One fire was blamed on an overturned candle, another fire was ignited by a space heater, and a third fire happened in a residence without a smoke alarm.

We asked Lincoln Fire Captain Kyle McCown to give us a list of the top fire dangers in the holiday season. "Be cognizant that you are doing activities that you aren't doing every day," he says. "Be aware that candles are burning. Be careful not to overload electrical circuits. I would say don't get complacent."

If you are assessing your house for fire safety, this list provides good template.

1) Overloaded extension cords. How many strings of lights are you connecting to a single outlet? Is every light on the outside of your house powered by one outlet?

2) Space heaters. McCown advises that you keep space heaters at least three feet from any other flammable item. He also suggests buying a ceramic encased space heater, which keeps the outside from becoming blistering hot.

3) Candles. McCown advises that someone is always tending to a burning candle. If you leave the house, or even go to another level of the house, extinguish the flame.

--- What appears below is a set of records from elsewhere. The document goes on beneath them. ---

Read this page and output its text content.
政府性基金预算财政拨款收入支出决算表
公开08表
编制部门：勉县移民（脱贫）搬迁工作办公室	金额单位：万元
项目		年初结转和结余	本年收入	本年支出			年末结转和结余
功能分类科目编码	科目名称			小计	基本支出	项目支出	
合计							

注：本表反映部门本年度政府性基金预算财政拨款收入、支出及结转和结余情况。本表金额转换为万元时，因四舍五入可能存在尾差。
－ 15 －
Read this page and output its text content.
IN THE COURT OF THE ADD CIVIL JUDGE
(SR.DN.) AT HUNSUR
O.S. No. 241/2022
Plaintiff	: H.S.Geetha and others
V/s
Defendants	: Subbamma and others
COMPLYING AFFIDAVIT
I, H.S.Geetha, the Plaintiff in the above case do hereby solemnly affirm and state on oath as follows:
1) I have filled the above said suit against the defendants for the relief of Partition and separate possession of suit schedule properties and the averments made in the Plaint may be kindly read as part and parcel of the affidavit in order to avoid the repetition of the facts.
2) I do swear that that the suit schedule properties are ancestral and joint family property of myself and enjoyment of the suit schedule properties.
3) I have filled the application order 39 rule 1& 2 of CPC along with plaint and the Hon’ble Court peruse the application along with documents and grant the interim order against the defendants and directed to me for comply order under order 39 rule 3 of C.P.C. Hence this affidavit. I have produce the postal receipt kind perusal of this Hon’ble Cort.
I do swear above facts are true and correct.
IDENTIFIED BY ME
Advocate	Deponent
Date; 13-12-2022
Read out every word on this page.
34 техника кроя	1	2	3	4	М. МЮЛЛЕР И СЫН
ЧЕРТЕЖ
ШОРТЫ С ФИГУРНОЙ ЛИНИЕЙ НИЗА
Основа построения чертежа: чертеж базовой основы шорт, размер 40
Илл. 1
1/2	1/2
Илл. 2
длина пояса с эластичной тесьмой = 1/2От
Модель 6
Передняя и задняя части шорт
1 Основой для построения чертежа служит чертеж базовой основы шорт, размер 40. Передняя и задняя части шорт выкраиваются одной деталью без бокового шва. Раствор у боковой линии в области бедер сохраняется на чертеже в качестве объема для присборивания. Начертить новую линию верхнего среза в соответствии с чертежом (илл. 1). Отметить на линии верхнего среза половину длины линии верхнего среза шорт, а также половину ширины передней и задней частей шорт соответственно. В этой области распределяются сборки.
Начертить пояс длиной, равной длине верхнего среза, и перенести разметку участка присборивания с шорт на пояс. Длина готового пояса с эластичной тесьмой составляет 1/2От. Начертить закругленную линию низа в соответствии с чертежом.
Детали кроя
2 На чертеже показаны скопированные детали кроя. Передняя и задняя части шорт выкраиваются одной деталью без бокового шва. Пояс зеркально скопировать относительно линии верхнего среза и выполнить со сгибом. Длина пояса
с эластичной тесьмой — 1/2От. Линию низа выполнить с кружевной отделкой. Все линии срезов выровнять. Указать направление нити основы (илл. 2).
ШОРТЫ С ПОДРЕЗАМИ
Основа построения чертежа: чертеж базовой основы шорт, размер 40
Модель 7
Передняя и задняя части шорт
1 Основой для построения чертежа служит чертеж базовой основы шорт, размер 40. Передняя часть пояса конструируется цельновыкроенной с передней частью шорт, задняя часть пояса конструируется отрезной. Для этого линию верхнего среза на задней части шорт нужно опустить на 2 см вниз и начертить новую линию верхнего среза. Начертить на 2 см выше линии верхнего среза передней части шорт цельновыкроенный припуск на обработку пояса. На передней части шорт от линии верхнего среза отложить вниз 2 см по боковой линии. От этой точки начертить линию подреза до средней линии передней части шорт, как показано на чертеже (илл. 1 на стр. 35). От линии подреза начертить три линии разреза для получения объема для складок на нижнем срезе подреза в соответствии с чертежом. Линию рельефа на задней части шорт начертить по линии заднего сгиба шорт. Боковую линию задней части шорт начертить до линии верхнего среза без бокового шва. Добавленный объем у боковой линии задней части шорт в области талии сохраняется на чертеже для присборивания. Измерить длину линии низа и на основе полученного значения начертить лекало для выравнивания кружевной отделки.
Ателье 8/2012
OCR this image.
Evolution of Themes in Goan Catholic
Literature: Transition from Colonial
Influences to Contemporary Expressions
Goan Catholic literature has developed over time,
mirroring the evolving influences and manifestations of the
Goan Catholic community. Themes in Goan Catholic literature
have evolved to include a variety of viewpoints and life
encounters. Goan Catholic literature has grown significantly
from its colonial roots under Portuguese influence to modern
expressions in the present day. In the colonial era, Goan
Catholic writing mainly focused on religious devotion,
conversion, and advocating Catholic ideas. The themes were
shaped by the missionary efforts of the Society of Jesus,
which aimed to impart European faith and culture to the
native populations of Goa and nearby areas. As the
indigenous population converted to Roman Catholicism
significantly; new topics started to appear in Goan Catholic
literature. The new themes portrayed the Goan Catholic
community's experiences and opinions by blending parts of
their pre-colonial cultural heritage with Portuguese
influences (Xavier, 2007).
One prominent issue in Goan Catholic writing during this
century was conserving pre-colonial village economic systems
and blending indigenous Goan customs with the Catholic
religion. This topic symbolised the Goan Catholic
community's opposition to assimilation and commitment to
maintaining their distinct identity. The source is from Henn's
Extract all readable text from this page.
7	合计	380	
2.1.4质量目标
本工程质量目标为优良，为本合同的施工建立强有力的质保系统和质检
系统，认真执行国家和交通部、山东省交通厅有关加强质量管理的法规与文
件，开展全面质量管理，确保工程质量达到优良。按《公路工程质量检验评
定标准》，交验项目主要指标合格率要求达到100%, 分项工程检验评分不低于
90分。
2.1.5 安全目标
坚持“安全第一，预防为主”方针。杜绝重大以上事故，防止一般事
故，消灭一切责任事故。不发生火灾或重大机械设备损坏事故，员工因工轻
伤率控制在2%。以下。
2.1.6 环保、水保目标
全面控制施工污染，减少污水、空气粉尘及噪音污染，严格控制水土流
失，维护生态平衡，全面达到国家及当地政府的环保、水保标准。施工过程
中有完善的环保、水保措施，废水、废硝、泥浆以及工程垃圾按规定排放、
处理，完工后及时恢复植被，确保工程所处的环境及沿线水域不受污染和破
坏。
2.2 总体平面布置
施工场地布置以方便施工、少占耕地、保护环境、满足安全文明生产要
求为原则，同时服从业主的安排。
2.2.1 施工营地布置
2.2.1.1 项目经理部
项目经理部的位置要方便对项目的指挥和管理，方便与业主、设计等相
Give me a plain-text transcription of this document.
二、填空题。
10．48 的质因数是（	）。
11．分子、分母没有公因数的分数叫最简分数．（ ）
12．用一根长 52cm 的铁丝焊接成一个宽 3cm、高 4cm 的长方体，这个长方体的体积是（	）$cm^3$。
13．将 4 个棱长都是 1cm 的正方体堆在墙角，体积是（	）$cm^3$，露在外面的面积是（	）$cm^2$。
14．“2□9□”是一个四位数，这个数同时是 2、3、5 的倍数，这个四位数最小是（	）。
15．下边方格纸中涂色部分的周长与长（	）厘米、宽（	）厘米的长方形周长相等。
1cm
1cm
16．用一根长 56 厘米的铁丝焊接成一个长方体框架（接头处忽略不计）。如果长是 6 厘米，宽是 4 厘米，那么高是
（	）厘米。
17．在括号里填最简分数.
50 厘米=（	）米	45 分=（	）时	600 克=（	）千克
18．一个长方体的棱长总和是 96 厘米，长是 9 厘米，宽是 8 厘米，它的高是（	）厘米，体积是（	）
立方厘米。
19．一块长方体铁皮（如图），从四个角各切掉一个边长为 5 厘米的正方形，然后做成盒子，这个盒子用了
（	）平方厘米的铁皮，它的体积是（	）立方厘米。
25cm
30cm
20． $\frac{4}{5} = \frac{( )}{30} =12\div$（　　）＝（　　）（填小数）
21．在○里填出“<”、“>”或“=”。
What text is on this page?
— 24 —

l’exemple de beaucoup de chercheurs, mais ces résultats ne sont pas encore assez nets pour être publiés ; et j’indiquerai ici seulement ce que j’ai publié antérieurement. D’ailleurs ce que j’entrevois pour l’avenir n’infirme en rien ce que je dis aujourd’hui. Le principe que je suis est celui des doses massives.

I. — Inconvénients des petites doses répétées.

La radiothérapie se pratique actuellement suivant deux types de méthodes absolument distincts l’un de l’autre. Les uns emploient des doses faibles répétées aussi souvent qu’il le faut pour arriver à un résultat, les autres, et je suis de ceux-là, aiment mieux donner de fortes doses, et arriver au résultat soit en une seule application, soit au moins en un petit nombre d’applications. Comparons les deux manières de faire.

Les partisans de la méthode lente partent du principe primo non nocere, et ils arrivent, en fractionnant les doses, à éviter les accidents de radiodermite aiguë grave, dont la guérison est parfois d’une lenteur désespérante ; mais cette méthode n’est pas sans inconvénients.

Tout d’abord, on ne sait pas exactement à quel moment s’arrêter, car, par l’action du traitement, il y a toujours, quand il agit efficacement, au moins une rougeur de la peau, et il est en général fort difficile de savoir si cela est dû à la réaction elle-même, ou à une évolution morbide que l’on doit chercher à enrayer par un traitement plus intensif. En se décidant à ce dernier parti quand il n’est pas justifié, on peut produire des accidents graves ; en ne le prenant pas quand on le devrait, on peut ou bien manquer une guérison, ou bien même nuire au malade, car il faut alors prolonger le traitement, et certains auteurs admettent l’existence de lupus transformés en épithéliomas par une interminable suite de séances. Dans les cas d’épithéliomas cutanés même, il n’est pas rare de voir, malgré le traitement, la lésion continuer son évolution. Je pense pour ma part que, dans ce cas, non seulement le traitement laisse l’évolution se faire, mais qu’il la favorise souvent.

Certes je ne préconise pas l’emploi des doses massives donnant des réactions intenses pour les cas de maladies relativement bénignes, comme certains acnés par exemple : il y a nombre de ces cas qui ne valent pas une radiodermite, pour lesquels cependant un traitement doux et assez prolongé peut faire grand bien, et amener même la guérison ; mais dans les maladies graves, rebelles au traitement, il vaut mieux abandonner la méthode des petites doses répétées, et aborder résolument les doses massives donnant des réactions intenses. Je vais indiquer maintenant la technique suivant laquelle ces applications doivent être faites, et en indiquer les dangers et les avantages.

Pets and small children are naturally curious, and can knock over a candle that you might have thought was perfectly safe on its own.

4) Cigarette disposal. Baby, it's cold outside. But if you still must go outside to smoke, please be sure to extinguish your butt thoroughly, and dispose of it in a fireproof container.

5) Live Christmas trees. They are beautiful, and you have to love the natural smell it brings to your home. But if you are not diligent in keeping it watered, you will eventually create a magnificent fire-started by the end of the holiday season. Please keep them moist.

6) Check your smoke detectors, Of course, it's a great idea to change the batteries at regular intervals, but the actual life span of a detector is only 10 years. So if you have been diligently changing batteries, your detector still may be on its last legs. Check the manufacturer date on the unit. It's most likely under the battery.